Le chantier du Singe sur le piano avance dans le mouvement “Les Quat’Cents Coups”.
Après la séquence de “Ça t’va”, entièrement terminée, Lazare entre maintenant dans un territoire plus nerveux, plus urbain, plus frondeur : celui de la poésie qui ne reste plus sagement dans les livres.
Pour cette nouvelle partie, l’idée était de faire descendre les poèmes dans la rue.

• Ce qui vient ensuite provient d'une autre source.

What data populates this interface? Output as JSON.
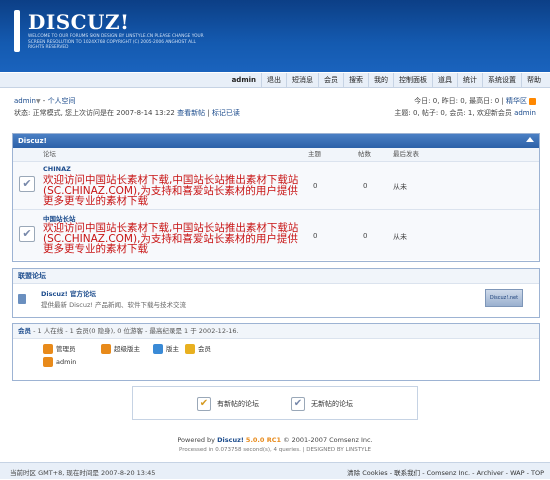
{
  "logo": {
    "text": "DISCUZ!",
    "sub": "WELCOME TO OUR FORUMS  SKIN DESIGN BY LINSTYLE.CN  PLEASE CHANGE YOUR SCREEN RESOLUTION TO 1024X768  COPYRIGHT (C) 2005-2006 ANGHOST ALL RIGHTS RESERVED"
  },
  "topnav": [
    "admin",
    "退出",
    "短消息",
    "会员",
    "搜索",
    "我的",
    "控制面板",
    "道具",
    "统计",
    "系统设置",
    "帮助"
  ],
  "user": {
    "name": "admin",
    "space": "个人空间",
    "status": "状态: 正常模式, 您上次访问是在 2007-8-14 13:22",
    "view_new": "查看新帖",
    "mark_read": "标记已读",
    "stats_today": "今日: 0, 昨日: 0, 最高日: 0",
    "fine_zone": "精华区",
    "stats_topics": "主题: 0, 帖子: 0, 会员: 1, 欢迎新会员",
    "new_member": "admin"
  },
  "category": {
    "title": "Discuz!",
    "col_forum": "论坛",
    "col_topics": "主题",
    "col_posts": "帖数",
    "col_last": "最后发表",
    "forums": [
      {
        "name": "CHINAZ",
        "desc": "欢迎访问中国站长素材下载,中国站长站推出素材下载站(SC.CHINAZ.COM),为支持和喜爱站长素材的用户提供更多更专业的素材下载",
        "topics": "0",
        "posts": "0",
        "last": "从未"
      },
      {
        "name": "中国站长站",
        "desc": "欢迎访问中国站长素材下载,中国站长站推出素材下载站(SC.CHINAZ.COM),为支持和喜爱站长素材的用户提供更多更专业的素材下载",
        "topics": "0",
        "posts": "0",
        "last": "从未"
      }
    ]
  },
  "links": {
    "title": "联盟论坛",
    "name": "Discuz! 官方论坛",
    "desc": "提供最新 Discuz! 产品新闻、软件下载与技术交流",
    "badge": "Discuz!.net"
  },
  "online": {
    "title": "会员",
    "summary": "- 1 人在线 - 1 会员(0 隐身), 0 位游客 - 最高纪录是 1 于 2002-12-16.",
    "groups": [
      {
        "label": "管理员",
        "color": "#e88a1a"
      },
      {
        "label": "超级版主",
        "color": "#e88a1a"
      },
      {
        "label": "版主",
        "color": "#3a8ad6"
      },
      {
        "label": "会员",
        "color": "#e8b020"
      }
    ],
    "users": [
      "admin"
    ]
  },
  "legend": {
    "new": "有新帖的论坛",
    "none": "无新帖的论坛"
  },
  "footer": {
    "powered_prefix": "Powered by",
    "product": "Discuz!",
    "version": "5.0.0 RC1",
    "copyright": "© 2001-2007 Comsenz Inc.",
    "processed": "Processed in 0.073758 second(s), 4 queries. | DESIGNED BY LINSTYLE"
  },
  "bottombar": {
    "time": "当前时区  GMT+8, 现在时间是  2007-8-20 13:45",
    "links": "清除  Cookies - 联系我们  - Comsenz Inc. - Archiver - WAP - TOP"
  }
}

Les premiers essais d’animation automatique ont vite montré leurs limites : les livres s’ouvraient de travers, changeaient de titre, ou décidaient d’animer le mauvais voisin de rayonnage. Comme souvent dans l’atelier, la solution est venue du montage.
Les portraits de Rimbaud, Verlaine, Baudelaire, Apollinaire et Aragon ont donc été créés comme des médaillons poétiques. Ils apparaissent un par un, traversent l’image, puis s’envolent vers les rues de Paris, comme si les poètes quittaient le présentoir pour aller semer leurs mots dans la ville.
Le principe est désormais validé : les poètes ne sont plus de simples noms sur des couvertures. Ils deviennent des présences en mouvement, des visages emportés par le vent, des passagers clandestins du chant de Lazare.
La suite du travail portera sur QC03, où le monde commencera à se dérégler sous l’effet de cette poésie descendue dans la rue.